Central Texas Medical Center opened the Hearing Center at Live Oak Health Partners in San Marcos on July 15. The center provides hearing and balance assessments, maintenance of hearing devices and preventative hearing care. The center is operated as part of Live Oak Health Partners, CTMC’s collection of specialty and primary care clinics.
Dr. Jasmine Burrington said the Hearing Center acts as a liaison between the audiologist, who focuses on hearing and balance, and physicians who focus on the health of the ear, nose and throat.
“We can look at things from the medical standpoint as well as the hearing, communication and quality-of-life standpoint,” Burrington said.
According to the Census Bureau’s American Communities Survey, there were 5,218 people with hearing disabilities in Hays County in 2010, and Burrington said her work focuses on finding solutions tailored to each individual.
Burrington’s services include comprehensive ear evaluations, which start with a case history and include examinations of the ear, tests for infections and a pressure check to determine the health of the eardrum. From there, Burrington and the patient formulate a plan to address the patient’s hearing issues.

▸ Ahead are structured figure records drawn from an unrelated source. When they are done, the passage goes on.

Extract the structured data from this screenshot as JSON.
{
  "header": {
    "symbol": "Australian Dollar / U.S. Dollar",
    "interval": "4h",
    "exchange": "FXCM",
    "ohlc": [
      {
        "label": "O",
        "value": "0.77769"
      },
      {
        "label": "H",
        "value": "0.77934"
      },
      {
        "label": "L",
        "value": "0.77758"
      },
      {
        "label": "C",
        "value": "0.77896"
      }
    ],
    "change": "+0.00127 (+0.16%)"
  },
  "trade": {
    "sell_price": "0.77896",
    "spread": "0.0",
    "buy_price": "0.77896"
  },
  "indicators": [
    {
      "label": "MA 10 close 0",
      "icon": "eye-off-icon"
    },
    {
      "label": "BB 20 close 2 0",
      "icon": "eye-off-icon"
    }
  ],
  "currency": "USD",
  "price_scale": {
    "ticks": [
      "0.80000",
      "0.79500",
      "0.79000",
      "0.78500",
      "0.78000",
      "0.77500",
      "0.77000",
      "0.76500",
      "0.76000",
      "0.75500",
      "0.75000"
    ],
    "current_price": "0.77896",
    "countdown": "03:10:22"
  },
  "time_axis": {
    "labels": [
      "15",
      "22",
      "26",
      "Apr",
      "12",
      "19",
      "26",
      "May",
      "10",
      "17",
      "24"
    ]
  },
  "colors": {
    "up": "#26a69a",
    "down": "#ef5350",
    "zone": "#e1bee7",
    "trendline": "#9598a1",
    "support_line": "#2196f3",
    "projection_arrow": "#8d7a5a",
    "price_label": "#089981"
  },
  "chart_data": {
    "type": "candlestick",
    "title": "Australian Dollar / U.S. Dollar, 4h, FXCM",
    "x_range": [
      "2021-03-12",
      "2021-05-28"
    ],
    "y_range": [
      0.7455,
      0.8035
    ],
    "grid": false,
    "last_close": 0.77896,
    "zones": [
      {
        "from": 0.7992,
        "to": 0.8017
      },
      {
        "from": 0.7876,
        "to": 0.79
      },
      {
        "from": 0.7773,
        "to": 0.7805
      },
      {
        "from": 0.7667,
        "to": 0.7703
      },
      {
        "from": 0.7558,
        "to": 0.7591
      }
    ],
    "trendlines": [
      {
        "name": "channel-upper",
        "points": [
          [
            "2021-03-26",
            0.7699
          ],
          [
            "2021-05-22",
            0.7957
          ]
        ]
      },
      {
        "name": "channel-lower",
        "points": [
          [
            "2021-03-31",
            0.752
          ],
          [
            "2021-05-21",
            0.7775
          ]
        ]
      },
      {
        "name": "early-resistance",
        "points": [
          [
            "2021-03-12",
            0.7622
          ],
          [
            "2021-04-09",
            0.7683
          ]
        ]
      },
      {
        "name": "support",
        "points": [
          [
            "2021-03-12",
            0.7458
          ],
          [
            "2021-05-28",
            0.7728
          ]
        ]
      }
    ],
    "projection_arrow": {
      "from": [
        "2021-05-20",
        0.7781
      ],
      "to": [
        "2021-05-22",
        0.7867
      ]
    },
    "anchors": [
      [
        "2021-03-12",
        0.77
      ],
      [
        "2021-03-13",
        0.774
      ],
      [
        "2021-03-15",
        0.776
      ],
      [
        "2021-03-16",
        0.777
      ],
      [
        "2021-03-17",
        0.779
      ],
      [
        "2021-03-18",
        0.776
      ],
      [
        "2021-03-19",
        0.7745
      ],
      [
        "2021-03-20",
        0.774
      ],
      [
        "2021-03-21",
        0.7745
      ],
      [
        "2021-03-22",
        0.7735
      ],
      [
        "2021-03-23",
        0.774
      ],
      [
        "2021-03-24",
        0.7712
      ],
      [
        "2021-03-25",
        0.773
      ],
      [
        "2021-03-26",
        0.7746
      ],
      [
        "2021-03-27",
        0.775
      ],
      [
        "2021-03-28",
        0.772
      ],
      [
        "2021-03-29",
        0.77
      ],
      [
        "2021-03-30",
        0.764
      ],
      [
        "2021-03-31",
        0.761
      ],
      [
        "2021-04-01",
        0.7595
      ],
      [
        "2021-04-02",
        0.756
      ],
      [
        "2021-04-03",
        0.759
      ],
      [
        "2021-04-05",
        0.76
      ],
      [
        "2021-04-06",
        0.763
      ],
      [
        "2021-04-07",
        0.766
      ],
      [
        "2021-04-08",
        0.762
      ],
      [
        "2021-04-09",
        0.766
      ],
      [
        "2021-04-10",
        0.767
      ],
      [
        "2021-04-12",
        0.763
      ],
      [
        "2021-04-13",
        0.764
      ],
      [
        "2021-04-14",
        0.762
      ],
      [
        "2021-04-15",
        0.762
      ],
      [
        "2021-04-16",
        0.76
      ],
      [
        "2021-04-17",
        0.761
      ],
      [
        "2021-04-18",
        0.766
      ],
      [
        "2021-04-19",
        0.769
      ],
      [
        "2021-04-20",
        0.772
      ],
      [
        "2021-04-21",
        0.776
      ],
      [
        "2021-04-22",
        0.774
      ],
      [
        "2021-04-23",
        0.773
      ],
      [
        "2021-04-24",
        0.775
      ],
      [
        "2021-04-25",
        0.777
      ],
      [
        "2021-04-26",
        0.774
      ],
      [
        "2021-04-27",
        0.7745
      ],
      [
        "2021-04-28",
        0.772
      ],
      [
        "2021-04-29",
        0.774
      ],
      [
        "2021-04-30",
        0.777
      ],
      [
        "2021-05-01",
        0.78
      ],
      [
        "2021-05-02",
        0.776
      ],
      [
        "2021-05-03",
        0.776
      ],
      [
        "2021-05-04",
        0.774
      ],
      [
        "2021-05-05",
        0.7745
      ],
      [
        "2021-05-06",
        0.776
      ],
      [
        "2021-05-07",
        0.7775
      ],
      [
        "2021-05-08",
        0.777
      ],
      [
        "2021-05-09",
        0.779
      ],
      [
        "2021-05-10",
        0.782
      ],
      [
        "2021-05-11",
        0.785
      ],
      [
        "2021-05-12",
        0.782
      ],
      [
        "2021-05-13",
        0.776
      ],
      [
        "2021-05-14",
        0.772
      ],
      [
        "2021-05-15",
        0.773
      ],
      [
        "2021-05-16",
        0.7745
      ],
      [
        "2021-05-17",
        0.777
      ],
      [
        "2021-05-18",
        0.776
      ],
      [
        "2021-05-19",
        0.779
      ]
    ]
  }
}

Burrington was born with hearing loss and has been wearing hearing aids since she was 6 years old. Her father, sister, brother, niece and grandfather all live with hearing loss.
“I work with patients based on how I would want to be worked with as a patient,” Burrington said. “It does seem to help patients when they know I have personal as well as professional experience with hearing loss.”
Burrington said the Hearing Center also focuses on preventative care by providing molded ear plugs for swimmers and people who work in loud environments.
Clay DeStefano, CTMC director of public relations and marketing, said population growth in Central Texas has meant greater demand for medical services and an influx of doctors to the area, which has allowed the hospital to focus on growing and adding new services, such as the Hearing Center.
“In the last couple of years, more physicians were coming to us saying, ‘I like this town. I want to be part of this community and your hospital. How can we work together?'” DeStefano said. “That’s kind of a new thing.”
Live Oak has added a number of specialties to its broad array of medical services since 2009. The organization has locations in San Marcos, Kyle, Wimberley and Lockhart with specialties that range from family practice to allergy testing and cosmetic surgery, Huenergardt said.
CTMC CEO Sam Huenergardt said before he joined the hospital in 2009, Live Oak provided general surgery, orthopedics and primary care. Since he came on board, the organization has grown to include two dozen physicians with 13 specialties.
“Six or seven years ago this looked like a small acute-care community hospital,” Huenergardt said. “Now characterize us as a small health system where we have home health, hospice, all these physician specialties and the hospital on top of it.”
When it comes to hearing aids, one size does not fit all, Dr. Jasmine Burrington said. Different people have different hearing needs, and Burrington said she tries to form relationships with patients to help address their individual needs through the Hearing Center at Live Oak Health Partners.
Hearing loss can come from a variety of different factors, including extended exposure to loud noises, hereditary factors and degradation of the inner ear brought on by various chemicals, Burrington said. Each source of hearing loss can directly affect the kind of care a patient requires, she said.
“You want to have a relationship with the person who fits the hearing aids, and that’s one of my biggest messages to people who have hearing loss who want to find out about hearing aids,” Burrington said. “[Patients] need to know how to get the right service for the lifetime of their hearing aids and their lifetime.”
Burrington said the best way for people with normal hearing to protect their ears is by keeping music players at reasonable volumes and wearing earplugs to concerts and sporting events where loud noises can be expected.
“Anytime you have to yell to be heard, it’s probably damaging your hearing,” Burrington said.